La Birmanie est devenue le pays où les mines terrestres et les munitions non explosées ont fait le plus de morts et blessés en 2023, dans un contexte de hausse mondiale du nombre de victimes, a indiqué mercredi l'Observatoire des mines.
Les mines et les restes explosifs de guerre (REG) ont tué ou blessé au moins 5.757 personnes l'an dernier (contre 4.710 victimes en 2022) dont 84% de civils, dans une cinquantaine de pays, relève le rapport annuel de l'organisation.
Le bilan, en hausse de 20% sur un an, comprend 1.983 morts et 3.663 blessés, auxquels s'ajoutent 111 autres victimes, dont les statistiques n'indiquent pas si elles ont survécu.
Les mines antipersonnel ont fait à elles seules 833 victimes, contre 628 l'an dernier.
La Birmanie est au premier rang pour les victimes de mines et munitions non explosées (1.003), devant la Syrie (933) qui dominait le classement ces trois dernières années, puis l'Afghanistan (651), l'Ukraine (580) et le Yémen (499), selon le rapport.
Des engins explosifs parsèment tout le territoire birman, marqué par des décennies d'affrontements entre l'armée et des groupes ethniques rebelles.

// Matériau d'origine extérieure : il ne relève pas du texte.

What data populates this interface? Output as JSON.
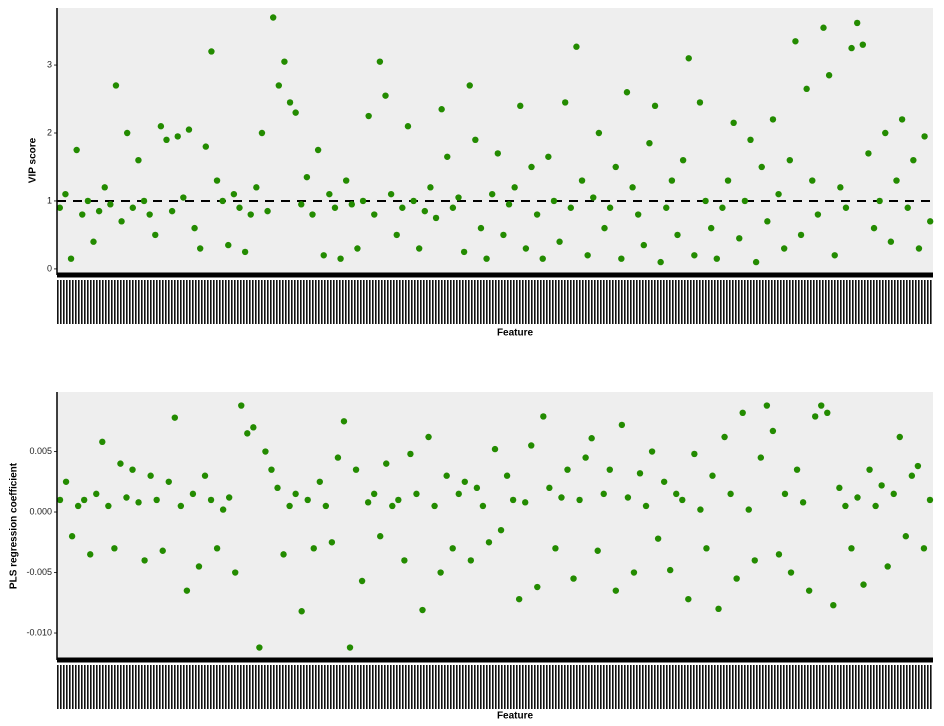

Les violences se sont accrues après le coup d'Etat militaire de février 2021 contre le gouvernement d'Aung San Suu Kyi, qui a provoqué la création de dizaines de nouveaux groupes hostiles à la junte de retour au pouvoir.
La Birmanie ne reconnaît pas la Convention d'Ottawa sur l'interdiction et l'élimination des mines antipersonnel, qui compte 164 Etats et territoires parties.
Le total des victimes pourrait cependant être bien plus élevé que celui annoncé, le recueil des données sur le terrain étant rendue impossible par les affrontements et d'autres restrictions, a relevé Yeshua Moser-Puangsuwan, qui a travaillé sur le rapport.
- "Toutes les parties" impliquées -
"Combien de plus? Le double? Le triple? Très probablement... Il n'y existe aucun système de surveillance médicale dans le pays qui puisse fournir des données officielles sous quelque forme que ce soit", a-t-il déclaré lors d'une conférence de presse à Bangkok.
"Nous savons à partir d'éléments non vérifiés que c'est massif", a-t-il poursuivi.
Le rapport signale une "hausse importante" de l'usage de mines antipersonnel par l'armée birmane, notamment près de tours de téléphonie mobile et de pipelines, des infrastructures régulièrement ciblées par ses adversaires.
Le groupe assure avoir trouvé des preuves que les forces de la junte continuaient d'utiliser des civils pour "guider" les soldats dans des zones minées, en dépit du droit humanitaire international.
L'armée birmane est régulièrement accusée de commettre des atrocités et des crimes de guerre par les chancelleries occidentales et les groupes de défense des droits humains.
Les adversaires de la junte ont saisi des mines "tous les mois entre janvier 2022 et septembre 2024, dans virtuellement toutes les parties du pays", selon le rapport qui s'appuie sur une étude de photographies.
L'Unicef a indiqué en avril que "toutes les parties prenantes" utilisaient des mines terrestres "sans discrimination".
Des groupes rebelles ont aussi indiqué à l'AFP qu'ils posaient des mines.
L'Observatoire des mines est l'organe de recherche de la Campagne internationale pour interdire les mines (ICBL), un réseau d'organisations non-gouvernementales.
Les mines antipersonnel sont des engins explosifs qui continuent à tuer et à mutiler des personnes longtemps après la fin des conflits. Enterrées ou dissimulées sur le sol, elles explosent quand une personne s'en approche ou entre en contact avec elles.
L'ICBL a jugé mercredi "désastreuse" la décision des Etats-Unis de fournir à l'Ukraine des "mines antipersonnel non-persistantes" - équipées d'un dispositif d'autodestruction ou d'autodésactivation -, pour renforcer les défenses de Kiev face à l'invasion russe.
"L'Ukraine doit affirmer clairement qu'elle ne peut pas accepter, ni qu'elle acceptera ces armes", a écrit l'organisation dans un communiqué transmis à l'AFP.